Since we first exposed Krugman's egregious lies about President Bush's tax cuts in his April 22 column, he has now published no fewer than seven increasingly defensive and desperate responses on his personal website...His seven responses have been spread over five postings (one, two, three, four, and five). Since we reported on his first response, his strategy has been to conceal his tax-cut falsehood under an increasingly smelly heap of academic economic jargon, charts, and graphs — all designed to bamboozle the unsophisticated into thinking there's a rationale that explains his lie, and that he had that rationale in mind all along."Smelly heap", "bamboozle"...hey, the grizzy prospector is back!
This is almost a direct quotation of what he had written on his blog about the subject. The reaction is the same as well- asserting "he's increasingly desperate etc." doesn't prove Donald's argument. Never has, never will. (he did repeat his old argument, but not the refutations, which says a lot about how well he's engaged Prof. Krugman's able refutations.) Still, What's new here isn't Luskin's arguments, but the forum given them. To be honest, I had been a little worried about having placed Luskin front-and-center in the Movement marching order, and had figured that maybe he was a simple transitory crank used to attack the Movement's enemies. A man hauled out for partisan purposes is a pawn, not a player, and should be acknowledged as such. That NRO gave him this bully pulpit, however, implies their support of his arguments.
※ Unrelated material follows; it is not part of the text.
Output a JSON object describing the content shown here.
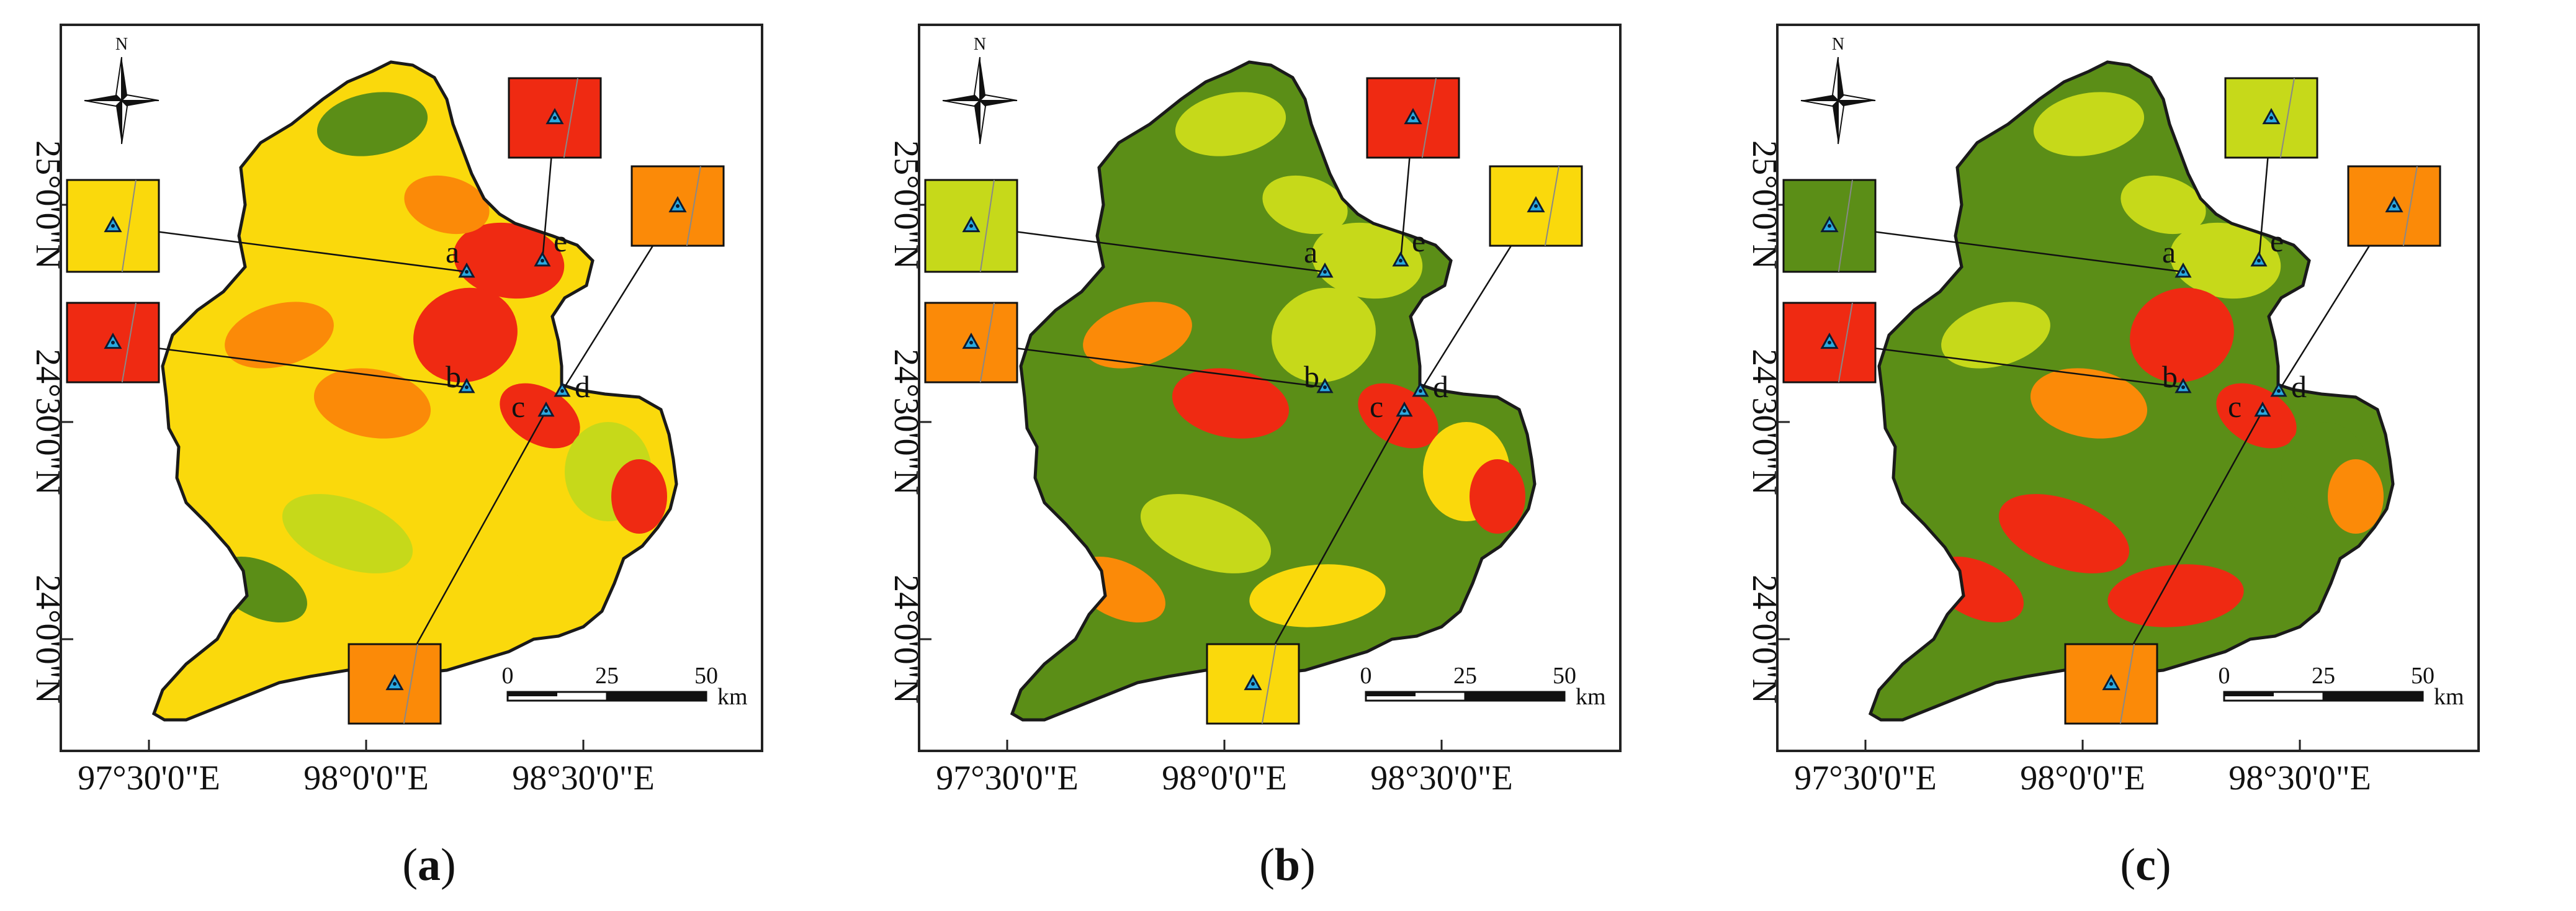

He certainly thinks he's a player:
The good news is that Krugman is clearly shaken by the new experience of having somebody dare to challenge his insouciant lying. He's even starting to get personal — referring to me in his latest posting as his "stalker-in-chief." But he's definitely feeling chastised. In his last three columns for the Times he hasn't dared to mention Bush's tax plan.I'll repeat what I said earlier: "Paul Krugman isn't the vainglorious one here". It's hilarious, by the by, that a supposed economics expert hasn't the faintest clue about specious relationships... it's just possible, maybe, that Krugman might be writing about other subjects because he wants to. Luskin assigns himself too much credit. Whether it's because he's tendentious or just credulous is hard to say.
He also goes on to describe Krugman, accurately, as "America's most dangerous pundit", describes his influence (while totally and conveniently ignoring the political machine the good Professor is up against), and brings out a hilarous laundry list of attacks on Krugman, demonstrating:
-his inability to tell the difference between bug spray and mustard gas;
-his ignorance of the "A.W.O.L. Bush" issue, and related ignorance of the loose-at-best connection between NYTimes columnists and the host paper- he is free to disagree with the conclusions of others at the paper, as Prof. Krugman pointed out in an article on Prof. Krugman's own website;
-his eagerness to push his own (donation driven, mind you) website on someone else's forum and on someone else's dime;
-his inability to look at a photograph (for more on this, check out this Hesiod entry);
-and finally, his astonishing ability to take a column and turn it into a blog entry, as he spends most of the column quoting other people's complaints and comments. I've long been concerned about the column-esque nature of my blog entries, but it takes some chutzpah to do the reverse!
(Edit: apparently, he's been doing that since March, as his first column on Krugman was little more than quotations from Matthew Hoy and Robert Musil. Both are pretty weak sources. Hoy is a staunch Krugman attacker, and one of the very first Krugman stalkers I debunked nearly a full year ago. Heck, at one point I was greatly amused to discover he had mixed up the WTO and WHO! Robert Musil is also about the last person I'd call on to "fact-check" anything, considering his complete inability to understand political theory, political philosophy, the international system and international law is something that I had ended up illustrating in abundant detail.
With opponents like that, who needs allies?
Further Edit: Permalinks remain bloggered. Ugh. The archive page with Hoy would be here, and Musil here and here. I think I know what happened, as well... when I tried to switch the blog archive to "monthly" and republish, it reoriented the permalinks but didn't seem to actually change the number and nature of the archive pages. I'll try switching it back to "weekly"... that might cure the linking problem.
Even Further Edit: it worked. Permalinks should work now, even if that Archive on the left is one imposing beast. I'll take working links over design elegance.)
Free advice to Jonah Goldberg and the NRO crew: if he's a player, take him aside and remind him that he's making NRO look foolish. If he's a pawn, then just take him off the board. It's getting sad.
(One final note: has anybody else checked the NRO Author Archive for Mr. Luskin? The man doesn't just spend a lot of time attacking Krugman, since March 20th, he's done practically nothing else! Of course, considering that he came out as a Gold Bug, a species of crank that occupies an even lower ecological position than supply-siders, maybe he realized that being the Movement's pet anti-Krugman attack dog is a superior position.)